Bayari also has criticized the Egyptian intellectual Jaber Asfour, who received the Moammar Qaddafi prize and then later attempted to justify it by promising to donate it to the Libyan people. Asfour has lost much credibility as a result of this justification, and the shallow reasoning offered for the Qaddafi Prize is as unconvincing as the argument he offered for accepting Mubarak's invitation to join his cabinet in the early days of the revolution only to change his mind later on.

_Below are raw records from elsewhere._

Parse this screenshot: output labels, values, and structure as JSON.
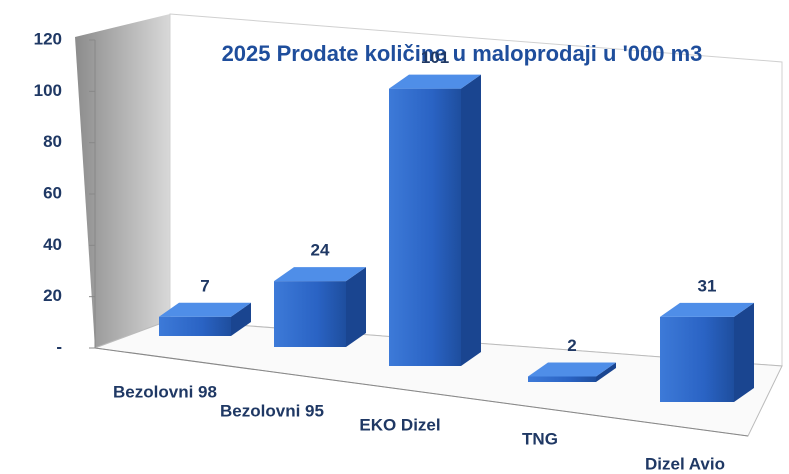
{
  "chart_data": {
    "type": "bar3d",
    "title": "2025 Prodate količine u maloprodaji u  '000 m3",
    "categories": [
      "Bezolovni 98",
      "Bezolovni 95",
      "EKO Dizel",
      "TNG",
      "Dizel Avio"
    ],
    "values": [
      7,
      24,
      101,
      2,
      31
    ],
    "color": "#2a63c4",
    "ylim": [
      0,
      120
    ],
    "yticks": [
      {
        "value": 0,
        "label": "-"
      },
      20,
      40,
      60,
      80,
      100,
      120
    ]
  }
}
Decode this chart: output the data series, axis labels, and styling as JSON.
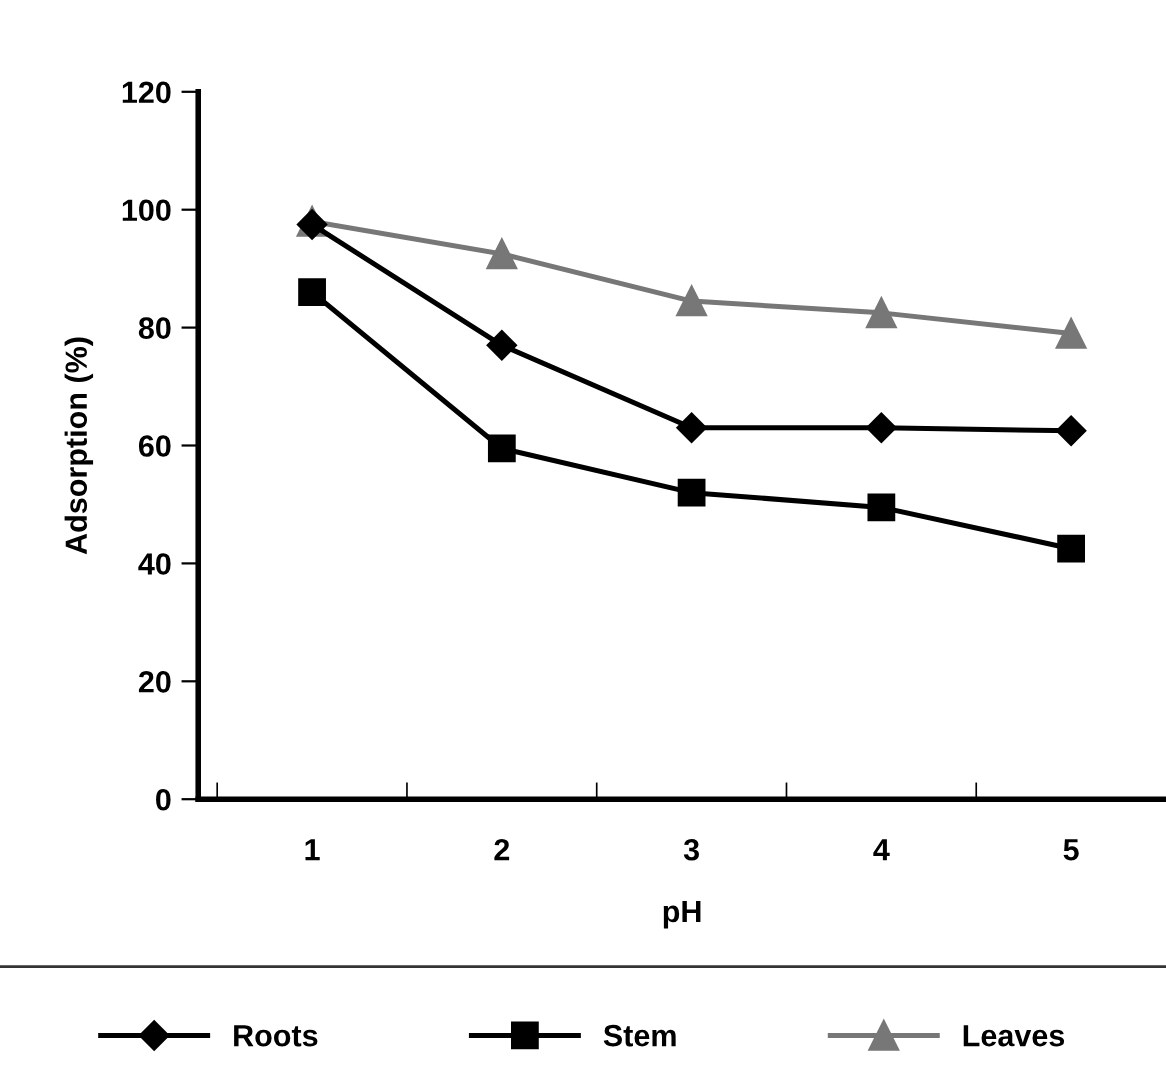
{
  "chart_data": {
    "type": "line",
    "xlabel": "pH",
    "ylabel": "Adsorption (%)",
    "categories": [
      "1",
      "2",
      "3",
      "4",
      "5"
    ],
    "series": [
      {
        "name": "Roots",
        "color": "#000000",
        "marker": "diamond",
        "values": [
          97.5,
          77,
          63,
          63,
          62.5
        ]
      },
      {
        "name": "Stem",
        "color": "#000000",
        "marker": "square",
        "values": [
          86,
          59.5,
          52,
          49.5,
          42.5
        ]
      },
      {
        "name": "Leaves",
        "color": "#777777",
        "marker": "triangle",
        "values": [
          98,
          92.5,
          84.5,
          82.5,
          79
        ]
      }
    ],
    "ylim": [
      0,
      120
    ],
    "yticks": [
      0,
      20,
      40,
      60,
      80,
      100,
      120
    ],
    "grid": false,
    "legend": "bottom"
  }
}
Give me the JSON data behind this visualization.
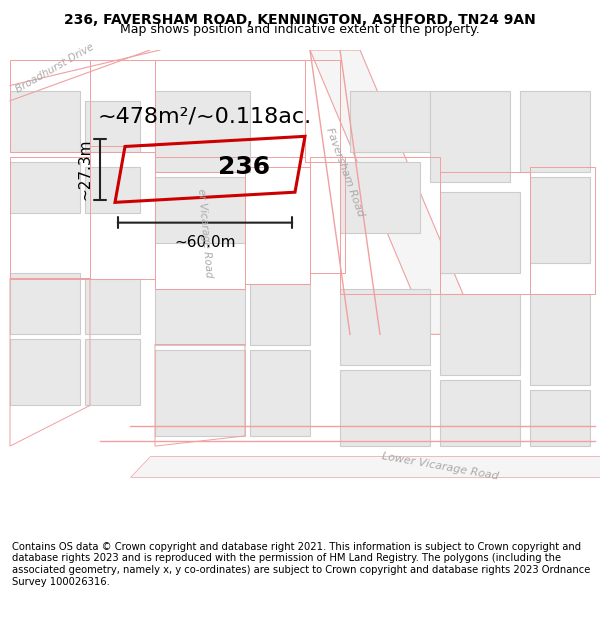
{
  "title": "236, FAVERSHAM ROAD, KENNINGTON, ASHFORD, TN24 9AN",
  "subtitle": "Map shows position and indicative extent of the property.",
  "footer": "Contains OS data © Crown copyright and database right 2021. This information is subject to Crown copyright and database rights 2023 and is reproduced with the permission of HM Land Registry. The polygons (including the associated geometry, namely x, y co-ordinates) are subject to Crown copyright and database rights 2023 Ordnance Survey 100026316.",
  "bg_color": "#f5f5f5",
  "map_bg": "#f0eeee",
  "building_fill": "#e8e8e8",
  "building_edge": "#cccccc",
  "highlight_fill": "none",
  "highlight_edge": "#cc0000",
  "road_label_color": "#aaaaaa",
  "dim_line_color": "#222222",
  "area_text": "~478m²/~0.118ac.",
  "label_236": "236",
  "dim_width": "~60.0m",
  "dim_height": "~27.3m",
  "title_fontsize": 10,
  "subtitle_fontsize": 9,
  "footer_fontsize": 7.2,
  "area_fontsize": 16,
  "label_fontsize": 18,
  "dim_fontsize": 11,
  "road_label_fontsize": 8
}
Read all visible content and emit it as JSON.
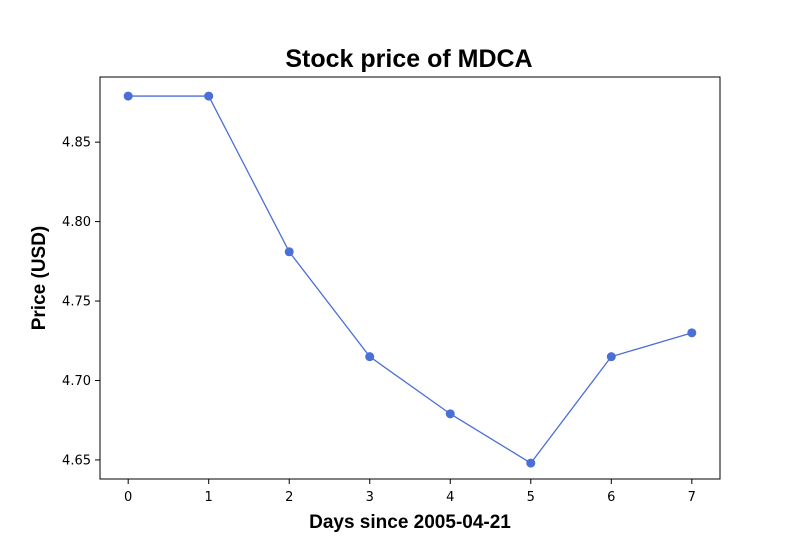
{
  "chart_data": {
    "type": "line",
    "title": "Stock price of MDCA",
    "xlabel": "Days since 2005-04-21",
    "ylabel": "Price (USD)",
    "x": [
      0,
      1,
      2,
      3,
      4,
      5,
      6,
      7
    ],
    "xticks": [
      "0",
      "1",
      "2",
      "3",
      "4",
      "5",
      "6",
      "7"
    ],
    "yticks": [
      "4.65",
      "4.70",
      "4.75",
      "4.80",
      "4.85"
    ],
    "ytick_values": [
      4.65,
      4.7,
      4.75,
      4.8,
      4.85
    ],
    "xlim": [
      -0.35,
      7.35
    ],
    "ylim": [
      4.638,
      4.891
    ],
    "grid": false,
    "series": [
      {
        "values": [
          4.879,
          4.879,
          4.781,
          4.715,
          4.679,
          4.648,
          4.715,
          4.73
        ],
        "color": "#4a6fd6",
        "marker": "circle"
      }
    ]
  }
}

But Bayari really goes too far in introducing Mahmoud Darwish's acceptance of Zine El Abidine Ben Ali's medal when he makes the problematic claim that, had the Palestinian poet lived longer, he would have turned it down. Ben Ali was not Qaddafi, and Asfour did not have to wait until the outbreak of the Libyan revolution to discover that Qaddafi was a tyrant. And it is no apology to make the observation that Ben Ali, for all of his authoritarianism, was essentially a junior tyrant compared to Qaddafi and Bashar al-Assad.

Zakaria Tamer is certainly not the only Syrian intellectual who has been called upon to denounce the massacres that have befallen the Syrian people over the past 14 months. Many others have chosen to be silent, and they cannot be excused. They are not simply private individuals; they are public figures, whether they accept this or not, and the creative works they authored were read by the Syrian people. The very least they can do in honoring the more than 12,000 martyrs is to tell the whole world that no honors or medals can be accepted from their killers.